Sociale bijstand - Leefloon en equivalent leefloon
Bijna 60.000 personen ontvangen leefloon of equivalent leefloon
Begin 2025 ontvingen 45.642 inwoners van het Vlaamse Gewest een leefloon en 14.102 personen een equivalent leefloon. Samen gaat het om 59.744 personen. Het leefloon vormt een minimuminkomen voor mensen die niet over voldoende bestaansmiddelen beschikken. Het equivalent leefloon is er voor mensen die niet in aanmerking komen voor het leefloon maar die zich in een vergelijkbare noodsituatie bevinden. In de praktijk wordt het vooral uitgekeerd aan personen die een verzoek hebben ingediend voor internationale bescherming (asielzoekers) en personen met buitenlandse nationaliteit die niet in het bevolkingsregister zijn ingeschreven.
Het aantal leefloners kende in de periode 2008-2025 een grillig, meestal stijgend verloop. In 2022 was er een daling met 6%. In 2023, 2024 en 2025 was er opnieuw een stijging met respectievelijk 4%, 9% en 7%.
Het aantal equivalent leefloners kende tussen 2008 en 2017 eveneens een grillig, maar dalend verloop. Tussen 2017 en 2022 bleef dat aantal min of meer constant. In 2023 zorgde onder meer de oorlog in Oekraïne voor een verdrievoudiging van het aantal equivalent leefloners. In 2024 en 2025 nam het aantal weer af met respectievelijk 7% en 2%.

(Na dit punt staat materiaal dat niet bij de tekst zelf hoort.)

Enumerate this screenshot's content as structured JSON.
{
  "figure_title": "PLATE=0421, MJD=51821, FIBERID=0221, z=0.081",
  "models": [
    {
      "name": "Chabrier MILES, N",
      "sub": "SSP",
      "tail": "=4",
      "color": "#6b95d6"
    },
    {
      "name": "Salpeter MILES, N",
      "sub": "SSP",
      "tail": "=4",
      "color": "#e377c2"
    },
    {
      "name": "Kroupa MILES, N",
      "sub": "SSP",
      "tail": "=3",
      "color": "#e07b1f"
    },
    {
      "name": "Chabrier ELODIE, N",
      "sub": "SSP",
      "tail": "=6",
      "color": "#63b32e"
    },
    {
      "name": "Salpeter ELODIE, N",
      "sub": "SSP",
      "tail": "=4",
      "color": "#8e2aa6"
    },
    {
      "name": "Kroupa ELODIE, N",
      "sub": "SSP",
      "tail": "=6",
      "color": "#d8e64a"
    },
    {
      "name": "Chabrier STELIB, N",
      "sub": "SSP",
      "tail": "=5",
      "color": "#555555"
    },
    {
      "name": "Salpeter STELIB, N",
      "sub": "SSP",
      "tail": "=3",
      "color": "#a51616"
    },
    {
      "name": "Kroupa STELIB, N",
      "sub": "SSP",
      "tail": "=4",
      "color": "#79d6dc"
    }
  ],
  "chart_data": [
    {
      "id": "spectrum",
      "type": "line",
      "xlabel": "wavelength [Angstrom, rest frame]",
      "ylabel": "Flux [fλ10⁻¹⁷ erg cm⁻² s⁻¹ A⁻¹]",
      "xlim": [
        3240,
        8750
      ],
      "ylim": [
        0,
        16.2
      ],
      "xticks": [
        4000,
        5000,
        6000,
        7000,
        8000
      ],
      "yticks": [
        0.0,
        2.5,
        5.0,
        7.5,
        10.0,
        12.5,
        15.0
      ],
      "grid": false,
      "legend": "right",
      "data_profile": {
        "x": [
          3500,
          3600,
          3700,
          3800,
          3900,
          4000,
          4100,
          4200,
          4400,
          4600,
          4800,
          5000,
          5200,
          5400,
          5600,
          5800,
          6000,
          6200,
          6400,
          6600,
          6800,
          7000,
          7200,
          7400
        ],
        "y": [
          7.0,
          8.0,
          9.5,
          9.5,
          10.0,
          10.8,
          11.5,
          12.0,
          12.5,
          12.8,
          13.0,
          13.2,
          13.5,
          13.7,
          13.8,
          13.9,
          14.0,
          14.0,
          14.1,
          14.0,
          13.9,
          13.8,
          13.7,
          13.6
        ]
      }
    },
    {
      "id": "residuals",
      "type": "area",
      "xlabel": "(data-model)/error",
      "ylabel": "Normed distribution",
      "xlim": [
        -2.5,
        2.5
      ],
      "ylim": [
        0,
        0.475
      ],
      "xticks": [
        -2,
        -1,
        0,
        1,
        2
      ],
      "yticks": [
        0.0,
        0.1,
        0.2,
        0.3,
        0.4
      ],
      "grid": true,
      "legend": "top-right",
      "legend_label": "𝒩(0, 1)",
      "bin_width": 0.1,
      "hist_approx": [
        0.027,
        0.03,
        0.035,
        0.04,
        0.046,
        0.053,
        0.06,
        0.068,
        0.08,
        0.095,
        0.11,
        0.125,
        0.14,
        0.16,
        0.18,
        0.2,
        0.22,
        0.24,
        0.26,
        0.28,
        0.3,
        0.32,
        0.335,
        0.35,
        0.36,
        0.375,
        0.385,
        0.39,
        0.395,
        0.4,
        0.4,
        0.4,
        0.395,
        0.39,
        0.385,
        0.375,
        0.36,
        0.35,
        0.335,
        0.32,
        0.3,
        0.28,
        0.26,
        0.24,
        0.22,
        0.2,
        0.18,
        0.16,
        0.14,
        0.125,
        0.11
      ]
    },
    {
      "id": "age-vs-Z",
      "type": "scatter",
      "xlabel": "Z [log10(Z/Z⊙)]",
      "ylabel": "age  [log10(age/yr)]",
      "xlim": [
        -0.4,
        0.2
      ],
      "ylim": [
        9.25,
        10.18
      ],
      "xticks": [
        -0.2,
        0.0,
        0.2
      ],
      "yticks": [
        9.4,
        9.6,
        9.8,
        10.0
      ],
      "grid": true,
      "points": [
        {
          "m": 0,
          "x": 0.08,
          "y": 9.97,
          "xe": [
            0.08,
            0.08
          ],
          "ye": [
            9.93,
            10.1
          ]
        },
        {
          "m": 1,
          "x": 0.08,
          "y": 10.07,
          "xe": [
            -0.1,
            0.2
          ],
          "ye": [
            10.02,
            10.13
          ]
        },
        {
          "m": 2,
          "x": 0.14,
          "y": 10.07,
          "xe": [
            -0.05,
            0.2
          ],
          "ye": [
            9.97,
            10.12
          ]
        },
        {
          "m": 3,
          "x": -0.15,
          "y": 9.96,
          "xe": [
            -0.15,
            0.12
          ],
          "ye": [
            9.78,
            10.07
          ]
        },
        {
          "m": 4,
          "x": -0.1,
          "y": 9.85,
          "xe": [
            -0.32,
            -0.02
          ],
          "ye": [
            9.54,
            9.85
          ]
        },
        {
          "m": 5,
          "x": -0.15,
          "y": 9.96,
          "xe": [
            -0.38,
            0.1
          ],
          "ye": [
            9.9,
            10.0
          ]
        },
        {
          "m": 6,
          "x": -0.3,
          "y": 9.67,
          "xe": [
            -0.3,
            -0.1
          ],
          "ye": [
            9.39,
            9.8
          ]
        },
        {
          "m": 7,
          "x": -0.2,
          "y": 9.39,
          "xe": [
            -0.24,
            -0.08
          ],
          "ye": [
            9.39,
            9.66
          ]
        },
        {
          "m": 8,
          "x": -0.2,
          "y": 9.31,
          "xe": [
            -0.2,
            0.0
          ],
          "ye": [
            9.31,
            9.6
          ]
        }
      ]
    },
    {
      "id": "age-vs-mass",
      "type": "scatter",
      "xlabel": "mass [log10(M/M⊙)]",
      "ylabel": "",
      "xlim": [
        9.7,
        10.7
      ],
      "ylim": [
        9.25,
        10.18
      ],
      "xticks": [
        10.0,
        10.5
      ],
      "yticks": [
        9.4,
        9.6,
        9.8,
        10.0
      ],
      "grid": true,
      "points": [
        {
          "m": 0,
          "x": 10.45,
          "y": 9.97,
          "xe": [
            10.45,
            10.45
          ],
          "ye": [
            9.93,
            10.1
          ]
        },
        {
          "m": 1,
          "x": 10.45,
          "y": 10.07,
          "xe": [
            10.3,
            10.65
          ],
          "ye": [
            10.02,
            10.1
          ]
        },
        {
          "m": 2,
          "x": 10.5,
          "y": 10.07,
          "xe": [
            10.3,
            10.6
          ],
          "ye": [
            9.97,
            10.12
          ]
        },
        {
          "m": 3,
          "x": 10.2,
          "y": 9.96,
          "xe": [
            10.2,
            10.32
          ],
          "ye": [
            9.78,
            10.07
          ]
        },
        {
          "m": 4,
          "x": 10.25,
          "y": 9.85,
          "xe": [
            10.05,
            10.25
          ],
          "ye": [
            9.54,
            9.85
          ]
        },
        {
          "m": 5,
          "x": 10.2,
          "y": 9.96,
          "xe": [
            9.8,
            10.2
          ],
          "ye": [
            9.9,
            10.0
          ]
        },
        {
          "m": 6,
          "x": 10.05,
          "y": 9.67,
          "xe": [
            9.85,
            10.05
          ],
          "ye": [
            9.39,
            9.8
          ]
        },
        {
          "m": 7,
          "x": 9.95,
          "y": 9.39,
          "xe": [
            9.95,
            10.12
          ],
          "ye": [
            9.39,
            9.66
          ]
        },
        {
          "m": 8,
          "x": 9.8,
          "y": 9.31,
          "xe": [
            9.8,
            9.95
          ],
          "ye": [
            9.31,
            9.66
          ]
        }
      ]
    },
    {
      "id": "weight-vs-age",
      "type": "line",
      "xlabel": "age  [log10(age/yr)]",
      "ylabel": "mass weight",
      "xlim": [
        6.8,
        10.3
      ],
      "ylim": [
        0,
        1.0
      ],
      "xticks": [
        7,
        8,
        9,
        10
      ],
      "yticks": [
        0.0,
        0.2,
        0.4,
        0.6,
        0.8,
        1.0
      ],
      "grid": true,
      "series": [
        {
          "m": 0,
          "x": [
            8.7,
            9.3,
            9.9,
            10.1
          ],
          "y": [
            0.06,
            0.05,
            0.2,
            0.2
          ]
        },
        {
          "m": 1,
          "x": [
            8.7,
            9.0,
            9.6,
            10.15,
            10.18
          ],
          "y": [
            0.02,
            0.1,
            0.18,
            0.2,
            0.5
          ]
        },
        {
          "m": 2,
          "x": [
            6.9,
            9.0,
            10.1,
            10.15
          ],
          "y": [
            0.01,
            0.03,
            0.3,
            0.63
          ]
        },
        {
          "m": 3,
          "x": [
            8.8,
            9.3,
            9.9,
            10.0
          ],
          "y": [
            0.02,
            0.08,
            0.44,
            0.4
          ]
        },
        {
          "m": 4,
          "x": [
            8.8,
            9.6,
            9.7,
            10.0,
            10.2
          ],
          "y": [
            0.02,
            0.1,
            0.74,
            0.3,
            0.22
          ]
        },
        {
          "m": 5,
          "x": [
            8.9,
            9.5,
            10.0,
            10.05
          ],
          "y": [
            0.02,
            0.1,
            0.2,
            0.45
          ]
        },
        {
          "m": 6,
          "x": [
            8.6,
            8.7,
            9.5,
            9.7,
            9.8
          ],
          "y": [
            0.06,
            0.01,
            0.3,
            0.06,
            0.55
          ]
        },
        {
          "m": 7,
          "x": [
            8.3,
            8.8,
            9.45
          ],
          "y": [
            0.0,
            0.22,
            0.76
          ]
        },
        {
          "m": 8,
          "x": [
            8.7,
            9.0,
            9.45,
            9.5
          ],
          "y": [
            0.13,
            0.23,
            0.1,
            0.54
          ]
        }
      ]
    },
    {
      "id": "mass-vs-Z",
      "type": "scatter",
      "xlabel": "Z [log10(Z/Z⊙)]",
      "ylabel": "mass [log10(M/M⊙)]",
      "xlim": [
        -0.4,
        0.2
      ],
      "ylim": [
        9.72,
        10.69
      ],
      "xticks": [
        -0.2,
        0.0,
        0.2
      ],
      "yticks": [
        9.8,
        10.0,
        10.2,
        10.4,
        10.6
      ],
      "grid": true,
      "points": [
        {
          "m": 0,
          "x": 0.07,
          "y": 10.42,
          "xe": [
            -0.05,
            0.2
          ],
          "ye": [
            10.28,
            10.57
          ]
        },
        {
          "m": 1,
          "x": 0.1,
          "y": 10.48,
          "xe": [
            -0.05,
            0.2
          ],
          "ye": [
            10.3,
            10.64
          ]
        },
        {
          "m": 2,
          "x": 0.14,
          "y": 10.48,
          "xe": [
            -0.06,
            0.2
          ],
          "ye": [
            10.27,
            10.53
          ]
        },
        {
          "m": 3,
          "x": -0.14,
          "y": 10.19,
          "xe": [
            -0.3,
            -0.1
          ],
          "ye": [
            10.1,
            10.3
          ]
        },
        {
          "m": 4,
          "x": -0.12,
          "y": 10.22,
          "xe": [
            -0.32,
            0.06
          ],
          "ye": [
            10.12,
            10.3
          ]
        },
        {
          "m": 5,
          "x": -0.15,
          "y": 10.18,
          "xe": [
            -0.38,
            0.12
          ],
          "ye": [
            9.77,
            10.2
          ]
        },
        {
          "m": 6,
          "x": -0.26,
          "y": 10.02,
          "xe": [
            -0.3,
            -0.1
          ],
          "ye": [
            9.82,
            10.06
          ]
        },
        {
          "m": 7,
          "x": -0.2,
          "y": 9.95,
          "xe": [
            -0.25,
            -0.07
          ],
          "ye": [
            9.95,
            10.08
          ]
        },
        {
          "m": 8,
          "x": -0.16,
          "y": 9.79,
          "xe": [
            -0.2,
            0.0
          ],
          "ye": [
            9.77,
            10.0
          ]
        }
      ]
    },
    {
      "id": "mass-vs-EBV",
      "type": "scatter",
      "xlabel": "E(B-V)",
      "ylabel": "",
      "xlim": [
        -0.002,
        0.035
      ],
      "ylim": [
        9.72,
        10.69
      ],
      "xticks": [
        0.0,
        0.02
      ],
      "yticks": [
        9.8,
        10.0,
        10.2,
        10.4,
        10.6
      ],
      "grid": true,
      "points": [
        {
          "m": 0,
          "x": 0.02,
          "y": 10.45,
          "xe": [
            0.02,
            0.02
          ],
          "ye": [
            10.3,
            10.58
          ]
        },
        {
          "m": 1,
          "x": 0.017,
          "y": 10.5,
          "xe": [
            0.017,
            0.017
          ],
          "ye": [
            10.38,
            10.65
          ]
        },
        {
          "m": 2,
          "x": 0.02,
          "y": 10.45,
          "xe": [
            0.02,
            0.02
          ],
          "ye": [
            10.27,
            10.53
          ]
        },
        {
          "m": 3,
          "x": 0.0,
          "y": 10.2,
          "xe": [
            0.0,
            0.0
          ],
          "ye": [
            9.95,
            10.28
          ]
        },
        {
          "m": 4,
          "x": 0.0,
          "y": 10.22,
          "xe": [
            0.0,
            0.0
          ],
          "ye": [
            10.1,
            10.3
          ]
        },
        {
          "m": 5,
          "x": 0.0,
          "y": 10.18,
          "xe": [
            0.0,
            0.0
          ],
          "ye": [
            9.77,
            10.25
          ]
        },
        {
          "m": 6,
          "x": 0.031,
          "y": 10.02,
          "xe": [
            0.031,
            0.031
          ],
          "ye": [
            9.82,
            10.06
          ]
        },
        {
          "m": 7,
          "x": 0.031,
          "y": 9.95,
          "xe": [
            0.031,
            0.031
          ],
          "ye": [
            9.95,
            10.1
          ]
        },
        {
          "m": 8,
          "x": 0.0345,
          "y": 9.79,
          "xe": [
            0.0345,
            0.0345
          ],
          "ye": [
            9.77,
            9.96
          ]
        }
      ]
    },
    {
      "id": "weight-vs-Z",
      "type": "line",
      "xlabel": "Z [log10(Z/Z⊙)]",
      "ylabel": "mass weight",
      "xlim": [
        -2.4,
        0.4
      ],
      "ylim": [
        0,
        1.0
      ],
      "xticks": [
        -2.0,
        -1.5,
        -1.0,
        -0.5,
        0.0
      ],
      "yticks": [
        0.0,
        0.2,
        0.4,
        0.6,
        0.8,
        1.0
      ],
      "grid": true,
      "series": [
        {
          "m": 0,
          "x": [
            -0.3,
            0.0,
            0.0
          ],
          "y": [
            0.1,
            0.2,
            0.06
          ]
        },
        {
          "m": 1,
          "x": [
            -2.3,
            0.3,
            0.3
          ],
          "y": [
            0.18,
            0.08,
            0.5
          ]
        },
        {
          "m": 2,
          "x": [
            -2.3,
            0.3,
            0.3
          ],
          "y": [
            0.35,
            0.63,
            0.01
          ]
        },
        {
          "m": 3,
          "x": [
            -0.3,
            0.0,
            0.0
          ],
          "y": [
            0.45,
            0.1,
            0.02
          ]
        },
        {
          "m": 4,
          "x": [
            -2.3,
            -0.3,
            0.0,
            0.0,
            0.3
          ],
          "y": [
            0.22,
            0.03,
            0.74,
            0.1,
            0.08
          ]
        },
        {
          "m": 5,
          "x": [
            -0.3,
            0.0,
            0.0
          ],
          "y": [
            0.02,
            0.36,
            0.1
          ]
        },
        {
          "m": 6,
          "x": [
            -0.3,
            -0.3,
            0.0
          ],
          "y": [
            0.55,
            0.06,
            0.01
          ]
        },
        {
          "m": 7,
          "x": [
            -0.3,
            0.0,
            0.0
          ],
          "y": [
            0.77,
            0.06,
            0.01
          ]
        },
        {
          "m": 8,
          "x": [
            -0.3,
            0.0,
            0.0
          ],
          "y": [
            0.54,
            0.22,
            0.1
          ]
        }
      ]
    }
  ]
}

(Equivalent) leefloners zijn vooral vrouwen, jongeren en alleenstaanden
Er zijn iets meer vrouwen dan mannen met een leefloon in het Vlaamse Gewest. In 2025 ging het om 51% vrouwen en 49% mannen. Bij het equivalent leefloon is het verschil meer uitgesproken: daar gaat het om 67% vrouwen tegenover 33% mannen.
Het aantal (equivalent) leefloners neemt af met de leeftijd: er zijn meer jongeren dan ouderen met een (equivalent) leefloon. Wel is er een vrij hoog aandeel 65-plussers in het totaal aantal personen met een equivalent leefloon (17%). Dat hangt samen met het feit dat niet-Belgen geen recht hebben op de inkomensgarantie voor ouderen (IGO). Daarom kunnen zij ook als 65-plusser nog gebruik blijven maken van een equivalent leefloon.

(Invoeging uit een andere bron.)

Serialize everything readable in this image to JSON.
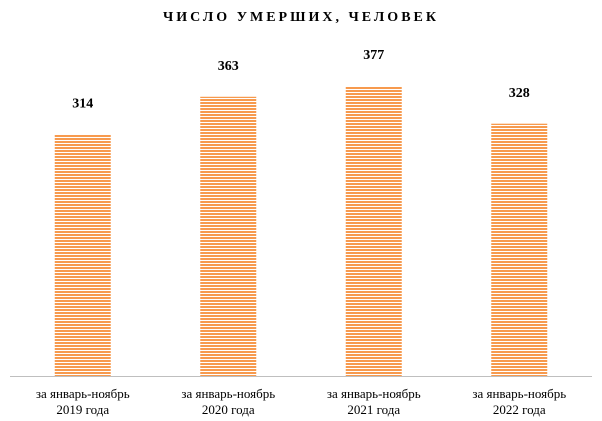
{
  "chart_data": {
    "type": "bar",
    "title": "ЧИСЛО УМЕРШИХ, ЧЕЛОВЕК",
    "categories": [
      "за январь-ноябрь\n2019 года",
      "за январь-ноябрь\n2020 года",
      "за январь-ноябрь\n2021 года",
      "за январь-ноябрь\n2022 года"
    ],
    "values": [
      314,
      363,
      377,
      328
    ],
    "color": "#f79a4e"
  }
}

Er zijn in 2025 meer alleenstaanden (39%) dan personen met een gezin ten laste (31%) of samenwonenden (30%) in de groep personen met een leefloon. Bij het equivalent leefloon vormen de samenwonenden (42%) de grootste groep.
Hoger aandeel met (equivalent) leefloon in de steden
In de ligt het aandeel personen met een (equivalent) leefloon in de totale bevolking hoger dan in andere gemeenten. In 2025 lag het aandeel het hoogst in Oostende (2,7%), Gent (2,4%) en Mechelen (2,1%). In kleinere gemeenten zoals Herstappe (0,0%), Horebeke (0,0%) en Mesen (0,1%) waren er in 2025 amper personen met een (equivalent) leefloon.
Aandeel met (equivalent) leefloon in Vlaams Gewest lager dan in andere gewesten
Begin 2025 ontving in het Vlaamse Gewest 0,9% van de bevolking een (equivalent) leefloon. In het Waalse Gewest ging het om 2,3% van de bevolking, in het Brusselse Hoofdstedelijke Gewest om 4,4% en in België als geheel om 1,7% van de bevolking.